Tinggal beberapa hari lagi sebuah hajatan besar dunia pendidikan akan berlangsung, Ujian Nasional yang biasa disingkat UN. Meskipun gonjang-ganjing tentang UN ini selalu merebak setiap tahunnya, menjelang hari H gonjang-ganjing pun makin santer terdengar, tetap saja UN ada sampai tahun pelajaran 2013/2014 ini.

Suara penolakan UN terdengar dari berbagai pihak yang terlibat di garda terdepan pendidikan, guru dan siswa serta masyarakat. UN amat meresahkan, itu komentar paling sering terdengar. Siswa stres menghadapi UN. Meskipun begitu, sebenarnya ada persoalan lain dari sekedar stres nya siswa menghadapi UN. Berikut adalah persoalan yang ditemukan berdasarkan pengalaman penulis di Kabupaten Aceh Timur seputar pelaksanaan UN.

1. Les sore
Penambahan kegiatan pembelajaran untuk menghadapi UN, yang umum dilakukan bahkan hampir masif di sekolah-sekolah di Indonesia, adalah pelaksanaan Les Sore khusus mata pelajaran yang di UN-kan. Les sore memaksa guru dan siswa untuk menambah kegiatan tatap muka di sore hari. Dimulai pukul 14.30 sampai dengan pukul 17.00 WIB.
Kegiatan tatap muka pada Les Sore diisi dengan pembahasan soal-soal UN tahun lalu, pendalaman materi, pembahasan materi-materi sulit serta kegaitan motivasi pada siswa agar selalu belajar dengan teratur menjelang UN.
Kegiatan Les Sore ini apakah suatu kebutuhan siswa atau justeru menjadi beban?
Tidak semua siswa mau hadir pada kegaitan Les ini. Siswa dengan motivasi belajar rendah umumnya tidak hadir. Ada juga siswa yang hadir tetapi terkantuk-kantuk di dalam kelas tidak bergairah. Memang les sore ini bermanfaat bagi siswa yang memiliki minat tinggi untuk belajar dan punya tujuan belajar yang ideal. Tujuan belajar yang ideal tentu bukan hanya tamat UN melainkan memang untuk mendapatkan ilmu pengetahuan, meningkatkan ketrampilan dan memperbaiki sikap.
Les sore tidak akan bermanfaat juga bagi siswa yang memang sudah mentok daya serapnya. Ibarat sepeda motor yang sudah ada pada kecepatan maksimum, maka tidak mungkin bisa ditambah lagi kecepatannya.
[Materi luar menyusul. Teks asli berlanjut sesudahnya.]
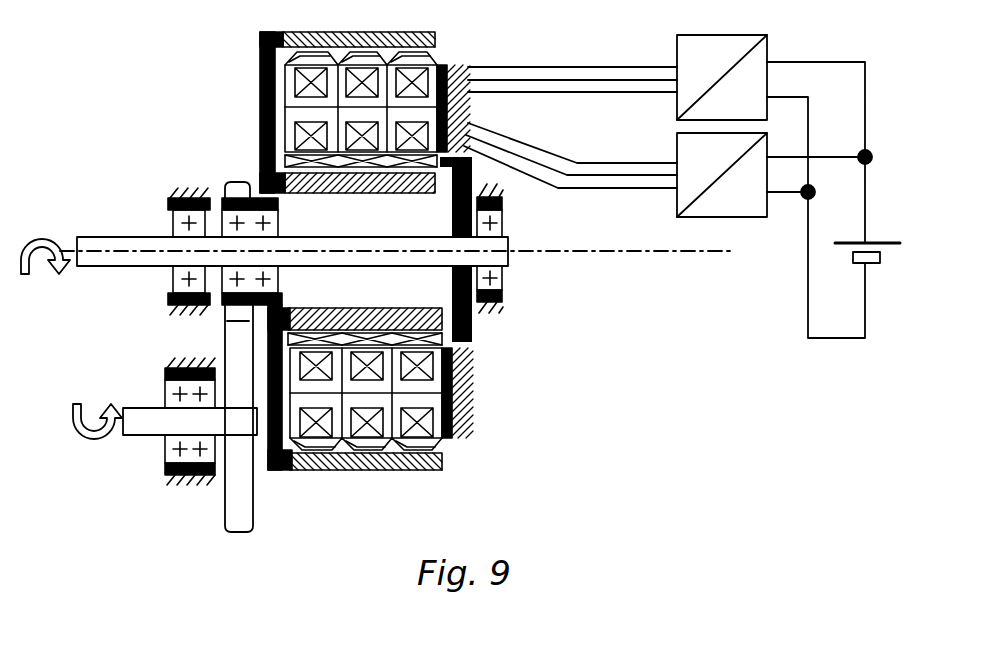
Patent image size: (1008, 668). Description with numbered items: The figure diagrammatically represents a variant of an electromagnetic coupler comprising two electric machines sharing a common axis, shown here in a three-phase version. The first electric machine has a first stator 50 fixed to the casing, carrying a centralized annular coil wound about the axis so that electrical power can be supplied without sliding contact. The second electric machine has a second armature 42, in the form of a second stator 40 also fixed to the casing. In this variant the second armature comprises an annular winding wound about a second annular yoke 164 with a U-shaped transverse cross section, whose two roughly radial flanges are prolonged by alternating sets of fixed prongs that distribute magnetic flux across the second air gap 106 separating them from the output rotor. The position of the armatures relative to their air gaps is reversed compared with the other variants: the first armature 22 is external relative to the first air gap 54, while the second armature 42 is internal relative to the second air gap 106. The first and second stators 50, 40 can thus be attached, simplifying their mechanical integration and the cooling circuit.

The second stator 40 is at (292, 97).
The first stator 50 is at (292, 136).
The first air gap 54 is at (440, 330).
The first armature 22 is at (479, 331).
The second annular yoke 164 is at (430, 402).
The second armature 42 is at (486, 390).
The second air gap 106 is at (423, 450).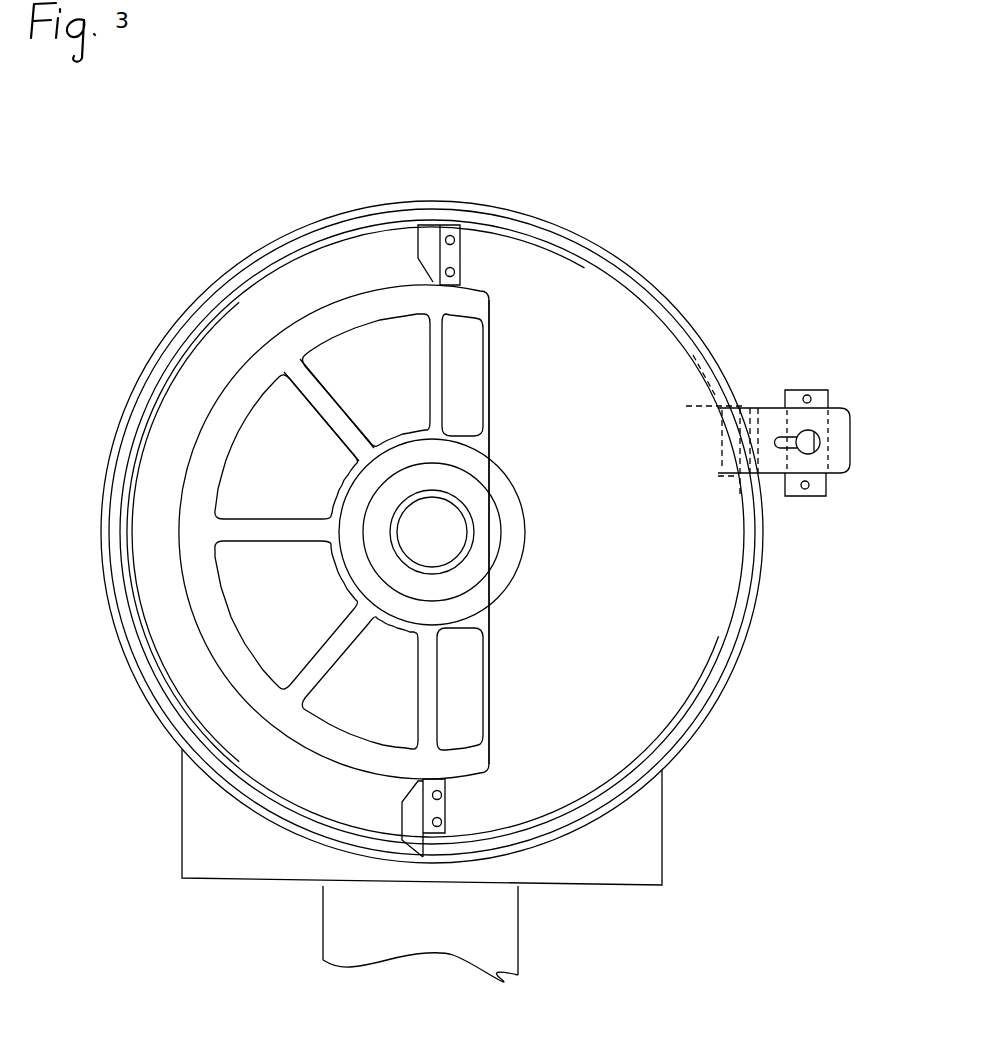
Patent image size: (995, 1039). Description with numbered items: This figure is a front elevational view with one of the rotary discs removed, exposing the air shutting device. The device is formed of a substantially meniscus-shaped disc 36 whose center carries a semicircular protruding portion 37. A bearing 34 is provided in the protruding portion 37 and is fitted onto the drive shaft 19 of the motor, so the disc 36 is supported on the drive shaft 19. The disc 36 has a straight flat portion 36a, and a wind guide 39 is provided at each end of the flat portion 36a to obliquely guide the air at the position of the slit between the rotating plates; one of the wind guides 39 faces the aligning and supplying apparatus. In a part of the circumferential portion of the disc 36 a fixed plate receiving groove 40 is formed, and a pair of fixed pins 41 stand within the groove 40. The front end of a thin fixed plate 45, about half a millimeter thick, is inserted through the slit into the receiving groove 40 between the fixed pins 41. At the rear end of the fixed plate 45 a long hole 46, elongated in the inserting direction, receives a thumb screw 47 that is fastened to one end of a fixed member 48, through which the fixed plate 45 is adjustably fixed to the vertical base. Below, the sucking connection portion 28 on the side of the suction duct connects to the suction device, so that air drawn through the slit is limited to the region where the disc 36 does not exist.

The drive shaft 19 is at (417, 538).
The sucking connection portion 28 is at (497, 940).
The bearing 34 is at (357, 468).
The disc 36 is at (658, 687).
The flat portion 36a is at (490, 363).
The semicircular protruding portion 37 is at (377, 473).
The wind guide 39 is at (434, 218).
The fixed plate receiving groove 40 is at (722, 378).
The fixed pins 41 is at (742, 383).
The fixed plate 45 is at (835, 465).
The long hole 46 is at (808, 398).
The thumb screw 47 is at (813, 433).
The fixed member 48 is at (823, 497).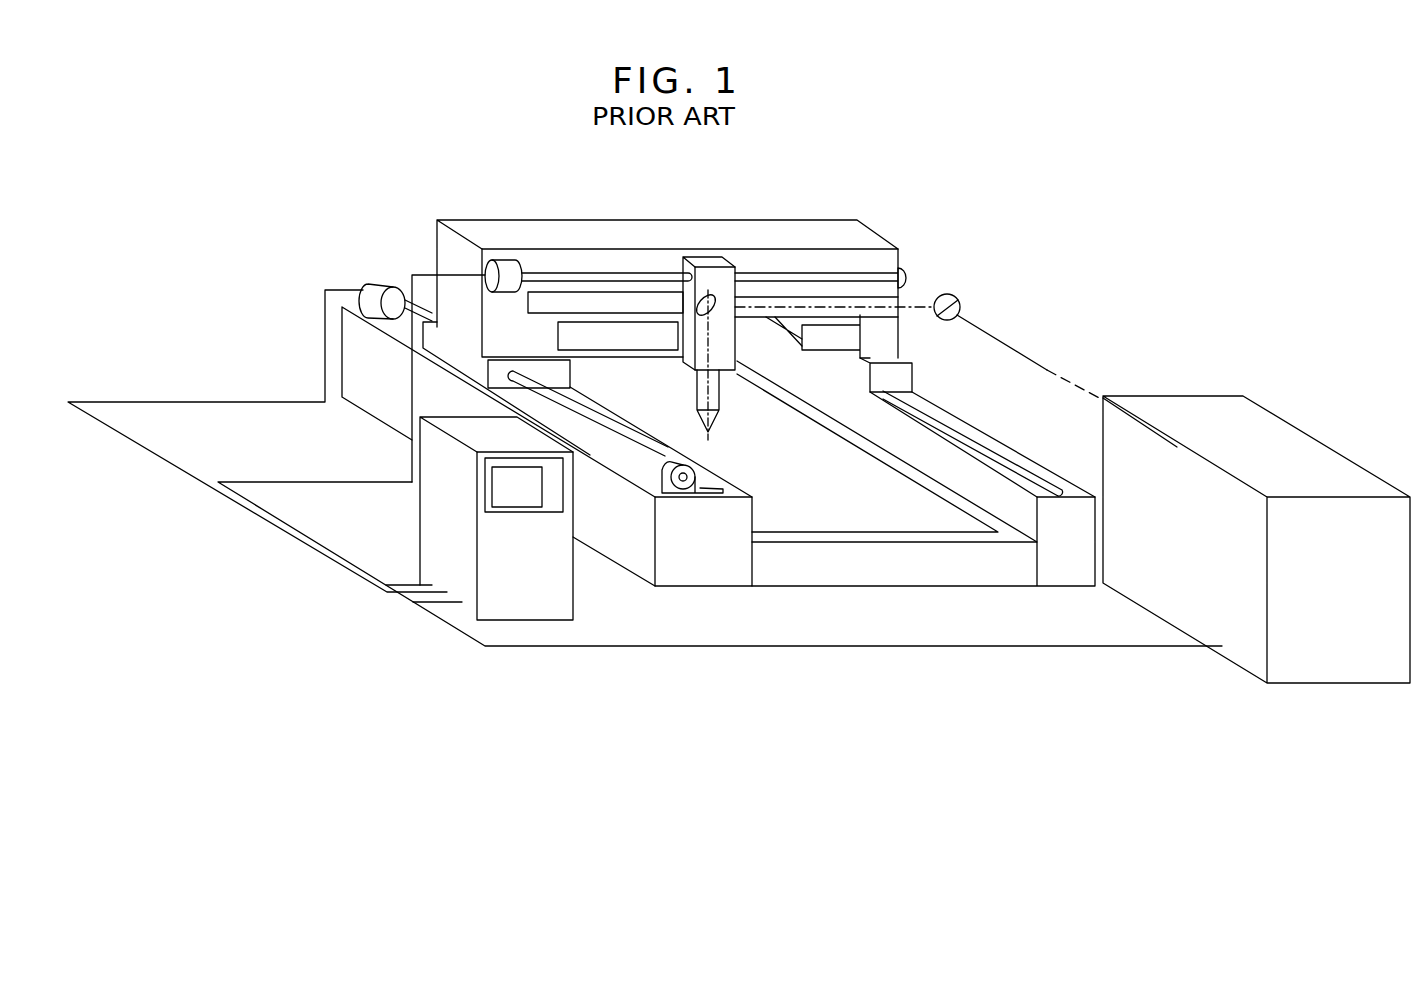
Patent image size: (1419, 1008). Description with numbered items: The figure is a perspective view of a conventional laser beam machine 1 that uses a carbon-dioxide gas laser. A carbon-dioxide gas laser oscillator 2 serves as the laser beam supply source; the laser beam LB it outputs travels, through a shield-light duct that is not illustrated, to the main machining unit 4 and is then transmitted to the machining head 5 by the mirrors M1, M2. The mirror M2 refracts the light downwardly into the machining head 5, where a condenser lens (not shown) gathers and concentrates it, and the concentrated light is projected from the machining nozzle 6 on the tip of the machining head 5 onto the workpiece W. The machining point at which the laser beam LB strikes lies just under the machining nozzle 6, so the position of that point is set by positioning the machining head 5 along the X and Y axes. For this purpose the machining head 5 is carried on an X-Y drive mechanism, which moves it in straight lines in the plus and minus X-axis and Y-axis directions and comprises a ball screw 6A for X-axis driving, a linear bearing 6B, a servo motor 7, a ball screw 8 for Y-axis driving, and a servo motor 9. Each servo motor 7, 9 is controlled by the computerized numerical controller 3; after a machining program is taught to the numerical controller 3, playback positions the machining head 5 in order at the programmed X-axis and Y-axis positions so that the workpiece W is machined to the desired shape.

The laser beam machine 1 is at (905, 181).
The carbon-dioxide gas laser oscillator 2 is at (1212, 415).
The numerical controller 3 is at (505, 593).
The main machining unit 4 is at (1085, 717).
The machining head 5 is at (672, 332).
The machining nozzle 6 is at (697, 400).
The ball screw for X-axis driving 6A is at (643, 458).
The linear bearing 6B is at (963, 420).
The servo motor 7 is at (373, 280).
The ball screw for Y-axis driving 8 is at (650, 275).
The servo motor 9 is at (518, 262).
The mirror M1 is at (950, 297).
The mirror M2 is at (712, 282).
The workpiece W is at (887, 515).
The laser beam LB is at (718, 397).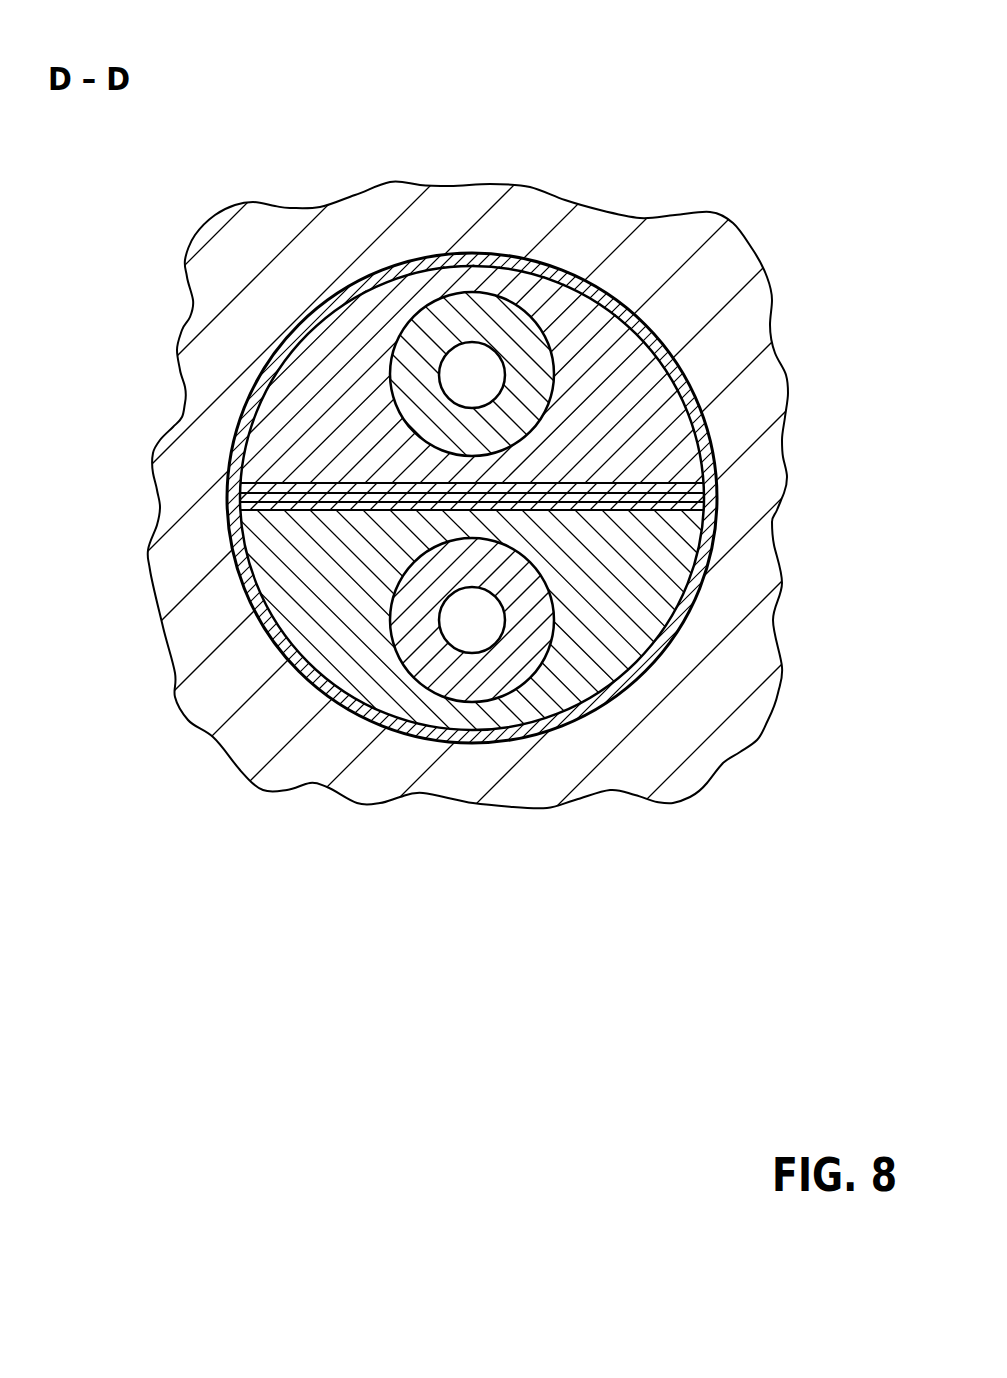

2. Penambahan jam Mapel UN
Kekhawatiran kepala sekolah, guru, atau bahkan kepala dinas terhadap bayang-bayang kegagalan peserta dalam mengikuti Ujian Nasional disikapi dengan berbagai program siap pakai. Diantara program tersebut adalah penambahan durasi (jumlah jam) mata pelajraan UN. Normalnya taktik ini adalah untuk memperpanjang diskusi antara guru dan siswa di dalam kelas. Dengan durasi yang panjang itu diharapkan terjadi pembahasan kemungkinan soal yang akan keluar dari setiap kisi-kisi ynag telah dibagikan oleh kementrian pendidikan dan kebudayaan.
Lagi-lagi apa yang diharapkan ternyata berdampak sistemik, bila jam mapel UN ditambah maka jam mapel lain yang bukan UN akan tersisih dari kehidupan akademis di kelas. SEmua cerita, simulasi, praktek diarahkan praktis hanya untuk satu tujuan "mengantarkan siswa lolos UN".
Bagaimanakah nasib Mapel Lain yang bukan UN?
Namanya saja mapel pelengkap, maka keberadaannya seperti antara ada dan tiada. Tidak terlalu diperhitungkan lagi. Tidak penting. Bila itu yang tertanam dalam benak insan pendidikan di setiap sekolah, lalu masih mungkinkah kegiatan di ruang kelas menghasilkan penambahan ilmu pengetahuan pada kognisi siswa. Masih bisakah siswa berubah sikapnya jadi lebih baik atau bertambah kemampuan psikomotoriknya. Latihan-latihan kognisi demi UN yang memfokuskan pada penyelesaian soal-soal ternyata bukan hanya meminggirkan mapel non UN tetapi juga meminggirkan aspek psikomotorik dan afektif dalam kegiatan pembelajaran di kelas.

3. Jam nol ( 0 )
Jam pelajaran di sekolah ada yang berbeda anara semester 1 dengan semester 2. Pada semester 1, sekolah memulai jam pelajaran dengan jam ke-1, ke2-, dan setersunya hingga berakhir pada jam ke-8. Namun pada semester 2, jam pelajaran akan dimulai pada jam ke-0. Jadi kalau pada semester 1, seluruh siswa di Aceh Timur masuk sekola pukul 07.45 WIB, maka pada semester 2, siswa kelas 3 akan memulai jam pelajaran pada jam ke-0, atau pukul 07.00 WIB.
Jam ke-0 inipun akan diisi oleh guru-guru mapel UN saja. Sebuah upaya serius memang, walau hasilnya belum tentu efektif dibandingkan dengan merubah UN dari alat kelulusan menjadi alat pemetaan mutu pendidikan.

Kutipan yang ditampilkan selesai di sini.